School of Philosophy, Psychology, and Language Sciences, University of Edinburgh, EH8 9AD Scotland, United Kingdom.
Behav Brain Sci. 2013 Jun;36(3):181-204. doi: 10.1017/S0140525X12000477. Epub 2013 May 10.
Brains, it has recently been argued, are essentially prediction machines. They are bundles of cells that support perception and action by constantly attempting to match incoming sensory inputs with top-down expectations or predictions. This is achieved using a hierarchical generative model that aims to minimize prediction error within a bidirectional cascade of cortical processing. Such accounts offer a unifying model of perception and action, illuminate the functional role of attention, and may neatly capture the special contribution of cortical processing to adaptive success. This target article critically examines this "hierarchical prediction machine" approach, concluding that it offers the best clue yet to the shape of a unified science of mind and action. Sections 1 and 2 lay out the key elements and implications of the approach. Section 3 explores a variety of pitfalls and challenges, spanning the evidential, the methodological, and the more properly conceptual. The paper ends (sections 4 and 5) by asking how such approaches might impact our more general vision of mind, experience, and agency.

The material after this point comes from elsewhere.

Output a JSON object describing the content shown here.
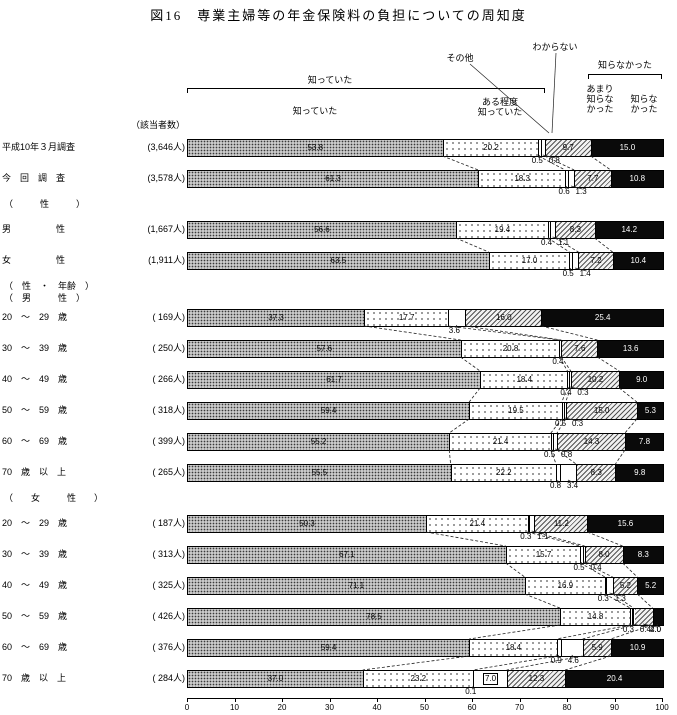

最近有人认为,大脑本质上是一种预测机器。它们是由大量的细胞组成的,通过不断地将传入的感觉输入与自上而下的期望或预测相匹配,来支持感知和行动。这是通过使用分层生成模型来实现的,该模型旨在在皮质处理的双向级联中最小化预测误差。这种解释提供了一种感知和行动的统一模型,阐明了注意力的功能作用,并可能巧妙地捕捉到皮质处理对适应成功的特殊贡献。本文批判性地考察了这种“分层预测机”方法,得出的结论是,它为统一的身心科学提供了迄今为止最好的线索。第 1 节和第 2 节阐述了该方法的关键要素和含义。第 3 节探讨了各种陷阱和挑战,涵盖了证据、方法和更恰当的概念方面。本文最后(第 4 节和第 5 节)询问了此类方法将如何影响我们对思维、经验和能动性的更一般看法。